Nesse mês comemorativo, enquanto mulher indígena em contexto urbano preciso lembrar que a violência às indígenas e o próprio genocídio dos povos indígenas foi absolvido e incorporado na sociedade tendo como base o mito da democracia racial. Há a tentativa constante de apagar a resistência de segmentos populacionais significativos para sociedade brasileira naturalizando as violências sofridas dos povos indígenas que sobreviveram ao processo de invasão. A  hiperssexualizaçãodos corpos femininos de indígenas é resultado dos inúmeros estupros que nossas ancestrais sofreram, no intuito de um apagamento étnico.

Enquanto o desvelamento desse capítulo da história e o enfrentamento do genocídio dos povos indígenas não fizer parte de uma agenda coletiva das mulheres também não indígenas, o caminho para uma ampliação da libertação de todas as mulheres em âmbito nacional, ainda estará muito obstruído.

É preciso que haja reparação histórica, ou seja, é preciso que haja o reconhecimento de povos originários que tiveram sua existência negada por todos esses anos de construção da sociedade brasileira. E para além disso, é preciso dar ênfase a resistência das mulheres, que foram cruelmente violentadas e impedidas por vezes de ter voz ativa nesses processos, visto que o sujeito masculino sempre esteve presente nas relações humanas com  denotadosprivilégios.
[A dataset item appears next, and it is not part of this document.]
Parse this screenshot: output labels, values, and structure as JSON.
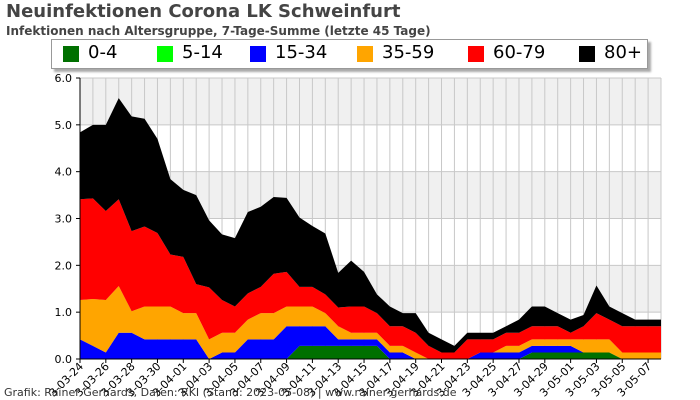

Ora tal sujeito masculino, como antagonista direto das negociações interétnicas e liderança da resistência política e pública do povo, ora como estuprador e agente de limpeza étnica.

Na atualidade, com os diversos feminismos sendo pautados constantemente, o desafio lançado para os movimentos sociais é justamente de absorver também as narrativas das mulheres indígenas. Que tenhamos na luta por igualdade de gênero o sentido de avançar na composição de estratégias que consigam contemplar as múltiplas realidades e defesa de direitos de todas as mulheres brasileiras, sendo assim incorporadas as demandas das indígenas como bandeiras de luta todos.

O mundo que defendo é exatamente um lugar onde a consciência coletiva ligada a não opressão de nenhum povo se sobressaia ao individualismo.

Que permaneçamos resistindo para existir!